3. Augmentez vos protéines

Pendant que vous réduisez les calories dans l'ensemble, vous devez en fait augmenter votre apport quotidien en protéines pour aider votre corps à brûler les graisses et à s'accrocher ou à développer la masse musculaire. Selon une revue de décembre 2019 dans Advances in Nutrition , les personnes qui perdent activement du poids devraient viser à manger 1, 3 grammes de protéines par kilogramme de poids corporel chaque jour (plutôt que les 0, 8 grammes recommandés pour ceux qui maintiennent leur poids). Gardez à l'esprit qu'un kilogramme représente environ 2, 2 livres. Ainsi, par exemple, une personne de 150 livres devrait viser environ 88 grammes de protéines par jour.

Visez deux séances de musculation ou plus par semaine qui touchent tous les principaux groupes musculaires, pas seulement votre cœur.

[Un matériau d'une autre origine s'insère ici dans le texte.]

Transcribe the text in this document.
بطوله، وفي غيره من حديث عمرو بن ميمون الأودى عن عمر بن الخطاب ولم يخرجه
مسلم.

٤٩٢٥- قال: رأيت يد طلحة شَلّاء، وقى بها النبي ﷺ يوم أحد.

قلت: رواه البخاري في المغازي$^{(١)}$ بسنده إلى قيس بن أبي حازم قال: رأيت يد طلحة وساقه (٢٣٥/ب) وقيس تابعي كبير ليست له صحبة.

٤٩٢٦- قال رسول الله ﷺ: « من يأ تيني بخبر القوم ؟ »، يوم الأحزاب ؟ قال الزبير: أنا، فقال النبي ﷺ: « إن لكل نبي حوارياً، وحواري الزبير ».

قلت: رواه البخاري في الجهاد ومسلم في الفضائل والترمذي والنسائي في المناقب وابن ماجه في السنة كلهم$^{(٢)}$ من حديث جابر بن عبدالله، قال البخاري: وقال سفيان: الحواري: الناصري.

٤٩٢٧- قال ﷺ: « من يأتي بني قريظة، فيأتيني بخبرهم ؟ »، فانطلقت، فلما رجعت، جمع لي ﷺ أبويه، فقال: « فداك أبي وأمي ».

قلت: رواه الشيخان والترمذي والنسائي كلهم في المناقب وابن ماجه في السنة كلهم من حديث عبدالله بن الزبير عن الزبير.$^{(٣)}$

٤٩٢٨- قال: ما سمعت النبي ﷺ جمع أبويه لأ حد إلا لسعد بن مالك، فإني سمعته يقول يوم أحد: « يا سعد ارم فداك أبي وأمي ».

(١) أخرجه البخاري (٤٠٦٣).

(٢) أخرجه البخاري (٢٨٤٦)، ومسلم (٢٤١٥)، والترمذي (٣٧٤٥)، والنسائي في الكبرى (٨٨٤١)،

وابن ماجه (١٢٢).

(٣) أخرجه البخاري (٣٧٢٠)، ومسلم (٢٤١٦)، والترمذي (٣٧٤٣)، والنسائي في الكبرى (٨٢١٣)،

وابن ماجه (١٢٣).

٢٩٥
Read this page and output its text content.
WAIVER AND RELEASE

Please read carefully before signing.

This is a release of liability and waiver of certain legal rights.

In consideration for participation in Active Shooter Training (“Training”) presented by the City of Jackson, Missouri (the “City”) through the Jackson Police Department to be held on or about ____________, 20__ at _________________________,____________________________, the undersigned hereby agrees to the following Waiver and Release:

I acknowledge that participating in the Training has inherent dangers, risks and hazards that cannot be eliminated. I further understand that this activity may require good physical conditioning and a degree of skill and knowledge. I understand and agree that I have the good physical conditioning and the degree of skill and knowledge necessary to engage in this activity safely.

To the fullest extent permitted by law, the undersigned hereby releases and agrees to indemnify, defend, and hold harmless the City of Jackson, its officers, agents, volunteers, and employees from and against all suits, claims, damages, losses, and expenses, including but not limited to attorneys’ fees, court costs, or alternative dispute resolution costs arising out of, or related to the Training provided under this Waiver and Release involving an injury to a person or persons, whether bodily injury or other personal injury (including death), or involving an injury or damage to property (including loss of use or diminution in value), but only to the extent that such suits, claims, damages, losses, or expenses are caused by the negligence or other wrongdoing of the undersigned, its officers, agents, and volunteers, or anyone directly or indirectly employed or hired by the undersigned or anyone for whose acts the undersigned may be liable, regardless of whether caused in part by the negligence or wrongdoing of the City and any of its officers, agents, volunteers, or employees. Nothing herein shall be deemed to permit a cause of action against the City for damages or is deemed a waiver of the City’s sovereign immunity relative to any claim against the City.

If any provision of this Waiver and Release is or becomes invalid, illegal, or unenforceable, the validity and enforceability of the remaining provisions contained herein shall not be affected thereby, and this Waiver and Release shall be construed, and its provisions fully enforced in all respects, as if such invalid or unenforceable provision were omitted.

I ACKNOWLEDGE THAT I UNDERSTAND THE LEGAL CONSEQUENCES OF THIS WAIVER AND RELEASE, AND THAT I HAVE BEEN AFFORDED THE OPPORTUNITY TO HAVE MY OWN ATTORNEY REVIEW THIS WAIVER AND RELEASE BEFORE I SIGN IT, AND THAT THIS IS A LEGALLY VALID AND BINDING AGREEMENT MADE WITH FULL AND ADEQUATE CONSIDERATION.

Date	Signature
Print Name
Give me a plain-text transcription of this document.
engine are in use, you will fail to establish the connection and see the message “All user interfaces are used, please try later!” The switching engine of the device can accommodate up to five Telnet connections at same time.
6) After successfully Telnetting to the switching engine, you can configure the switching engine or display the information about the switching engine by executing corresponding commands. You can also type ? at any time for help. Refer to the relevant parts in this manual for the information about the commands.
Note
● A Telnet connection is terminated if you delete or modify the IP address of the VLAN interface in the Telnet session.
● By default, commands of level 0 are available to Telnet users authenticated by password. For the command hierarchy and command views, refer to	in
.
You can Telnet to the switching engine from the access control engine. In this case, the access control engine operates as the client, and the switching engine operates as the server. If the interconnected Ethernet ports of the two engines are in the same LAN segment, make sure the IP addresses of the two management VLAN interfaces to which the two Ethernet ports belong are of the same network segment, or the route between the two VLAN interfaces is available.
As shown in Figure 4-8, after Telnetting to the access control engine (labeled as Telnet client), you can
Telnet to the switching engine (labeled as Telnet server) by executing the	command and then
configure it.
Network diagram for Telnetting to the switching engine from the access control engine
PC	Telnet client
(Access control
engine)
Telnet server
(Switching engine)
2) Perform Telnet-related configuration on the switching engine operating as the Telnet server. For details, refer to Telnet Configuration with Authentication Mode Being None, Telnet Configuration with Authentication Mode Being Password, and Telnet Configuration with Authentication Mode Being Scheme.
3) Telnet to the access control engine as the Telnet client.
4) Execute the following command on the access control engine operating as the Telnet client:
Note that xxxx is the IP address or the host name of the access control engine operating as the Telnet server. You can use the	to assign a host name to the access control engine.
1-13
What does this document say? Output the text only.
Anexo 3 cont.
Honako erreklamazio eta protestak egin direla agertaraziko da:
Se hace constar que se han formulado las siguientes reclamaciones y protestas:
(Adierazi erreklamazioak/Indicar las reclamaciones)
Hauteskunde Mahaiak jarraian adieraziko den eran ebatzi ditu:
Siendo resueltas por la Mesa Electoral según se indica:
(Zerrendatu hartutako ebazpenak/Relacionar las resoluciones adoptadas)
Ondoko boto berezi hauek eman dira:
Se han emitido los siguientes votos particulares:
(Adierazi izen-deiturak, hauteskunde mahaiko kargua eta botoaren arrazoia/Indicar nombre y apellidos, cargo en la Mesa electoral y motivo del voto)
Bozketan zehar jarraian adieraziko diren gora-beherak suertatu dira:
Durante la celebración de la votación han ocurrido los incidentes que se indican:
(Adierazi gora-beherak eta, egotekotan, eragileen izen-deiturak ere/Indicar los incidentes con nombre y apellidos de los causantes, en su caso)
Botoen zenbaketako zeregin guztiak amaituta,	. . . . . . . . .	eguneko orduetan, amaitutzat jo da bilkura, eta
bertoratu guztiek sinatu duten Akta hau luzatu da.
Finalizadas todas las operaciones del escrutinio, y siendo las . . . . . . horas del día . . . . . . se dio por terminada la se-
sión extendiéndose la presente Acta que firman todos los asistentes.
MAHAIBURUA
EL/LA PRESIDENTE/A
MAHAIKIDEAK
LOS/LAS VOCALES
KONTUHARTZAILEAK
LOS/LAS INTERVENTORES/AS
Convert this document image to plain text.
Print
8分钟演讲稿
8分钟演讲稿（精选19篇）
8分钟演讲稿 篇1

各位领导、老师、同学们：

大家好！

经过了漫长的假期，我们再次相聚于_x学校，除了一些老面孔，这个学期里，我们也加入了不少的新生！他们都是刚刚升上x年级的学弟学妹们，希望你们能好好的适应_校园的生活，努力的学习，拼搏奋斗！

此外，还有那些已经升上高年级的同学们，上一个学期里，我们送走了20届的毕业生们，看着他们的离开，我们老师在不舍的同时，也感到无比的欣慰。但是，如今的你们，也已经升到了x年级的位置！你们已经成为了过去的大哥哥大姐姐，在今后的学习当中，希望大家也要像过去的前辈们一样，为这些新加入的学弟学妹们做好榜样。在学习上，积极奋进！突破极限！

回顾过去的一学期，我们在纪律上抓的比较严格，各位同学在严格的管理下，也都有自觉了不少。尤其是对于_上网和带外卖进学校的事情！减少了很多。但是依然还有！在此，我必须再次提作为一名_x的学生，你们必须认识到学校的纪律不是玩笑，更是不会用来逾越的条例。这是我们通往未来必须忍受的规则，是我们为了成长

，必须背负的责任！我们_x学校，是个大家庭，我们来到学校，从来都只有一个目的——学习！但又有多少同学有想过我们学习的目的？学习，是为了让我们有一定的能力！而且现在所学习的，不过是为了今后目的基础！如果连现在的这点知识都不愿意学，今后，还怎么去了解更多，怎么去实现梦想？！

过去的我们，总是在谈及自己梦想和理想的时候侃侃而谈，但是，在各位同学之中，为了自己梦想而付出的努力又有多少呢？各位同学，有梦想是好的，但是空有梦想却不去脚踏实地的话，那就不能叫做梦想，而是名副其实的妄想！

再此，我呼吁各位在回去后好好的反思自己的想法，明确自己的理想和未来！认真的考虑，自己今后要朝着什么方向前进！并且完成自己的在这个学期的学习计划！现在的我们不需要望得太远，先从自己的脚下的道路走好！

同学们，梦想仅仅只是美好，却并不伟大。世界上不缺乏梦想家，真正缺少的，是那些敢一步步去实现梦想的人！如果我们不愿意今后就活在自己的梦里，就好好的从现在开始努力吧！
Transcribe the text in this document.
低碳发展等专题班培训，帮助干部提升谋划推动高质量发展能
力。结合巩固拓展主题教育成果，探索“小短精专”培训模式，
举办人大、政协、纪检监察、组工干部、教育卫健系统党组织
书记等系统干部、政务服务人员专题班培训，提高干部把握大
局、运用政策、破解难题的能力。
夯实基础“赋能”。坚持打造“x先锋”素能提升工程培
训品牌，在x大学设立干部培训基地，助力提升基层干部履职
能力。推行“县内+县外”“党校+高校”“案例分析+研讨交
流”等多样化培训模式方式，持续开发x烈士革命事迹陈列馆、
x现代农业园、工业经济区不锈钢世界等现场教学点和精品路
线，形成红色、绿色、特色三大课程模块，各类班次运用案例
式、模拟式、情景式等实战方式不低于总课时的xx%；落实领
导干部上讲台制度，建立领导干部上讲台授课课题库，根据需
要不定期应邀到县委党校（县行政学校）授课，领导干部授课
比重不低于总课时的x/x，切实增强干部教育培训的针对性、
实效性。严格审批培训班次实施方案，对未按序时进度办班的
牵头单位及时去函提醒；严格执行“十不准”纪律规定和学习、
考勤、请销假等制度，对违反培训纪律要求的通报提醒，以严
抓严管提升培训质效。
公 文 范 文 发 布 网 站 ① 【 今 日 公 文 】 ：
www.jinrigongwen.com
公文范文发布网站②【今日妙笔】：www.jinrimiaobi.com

Crédits: Ridofranz / iStock / GettyImages

Exploser les graisses et développer les muscles grâce à des exercices clés

Bien que vous ne puissiez pas par magie transformer la graisse du ventre en muscle, augmenter votre exercice global peut aider à augmenter votre dépense calorique, ce qui brûlera la graisse corporelle. De plus, le renforcement de votre tronc par des exercices vous aidera à développer une abdomen plus musclé.

La création d'un programme équilibré de cardio et de musculation aidera à favoriser la combustion des graisses corporelles.

1. Tirez le meilleur parti des entraînements cardio

En ce qui concerne l'exercice cardio, vous devriez viser à obtenir au moins 150 minutes de cardio d'intensité modérée ou 75 minutes de cardio d'intensité élevée chaque semaine, selon les directives d'activité physique pour les Américains.

Le cardio-training à haute intensité (HIIT) est un excellent moyen de maximiser votre dépense calorique. HIIT consiste à alterner entre des intervalles d'exercice de haute intensité et une récupération de faible intensité. Ce style d'entraînement est idéal pour accélérer votre métabolisme et peut vous faire brûler des calories plusieurs heures après la fin de votre séance.

2. Frappez tous les principaux groupes musculaires

L'entraînement en force est également crucial pour une routine d'entraînement bien équilibrée et qui brûle les graisses. Votre composition corporelle (votre rapport entre la graisse et la masse musculaire maigre) joue un rôle dans la vitesse de votre métabolisme, selon la Mayo Clinic. Plus vous avez de masse musculaire, plus votre métabolisme brûle des calories rapidement.

Un programme de musculation bien équilibré, associé à une alimentation saine, contribuera à augmenter votre masse musculaire, augmentant finalement votre métabolisme et la combustion des calories. Vous devriez viser à compléter deux ou plusieurs séances de musculation chaque semaine, y compris des exercices pour tous les principaux groupes musculaires (dos, bras, jambes et noyau), selon la National Academy of Sports Medicine.

Pendant vos séances de musculation, priorisez les mouvements composés, car ils brûlent plus de calories et exercent plusieurs groupes musculaires en même temps, selon l'American Council on Exercise. Des exercices comme une fente inversée et une boucle de biceps ou une pression accroupie à l'épaule sont d'excellents mouvements composés à intégrer chaque semaine.

Toutes ces mesures vous aideront à perdre de la graisse et à développer une section médiane plus maigre, mais la patience jouera un rôle important dans la réalisation de votre objectif. Une à deux livres de perte de poids par semaine peut ne pas sembler beaucoup, mais cela peut faire une énorme différence pour votre santé globale. Donc, même si vous ne verrez probablement pas de changement radical dans votre corps une semaine ou deux plus tard, restez persistant avec votre nutrition et vos exercices pour arriver là où vous voulez être.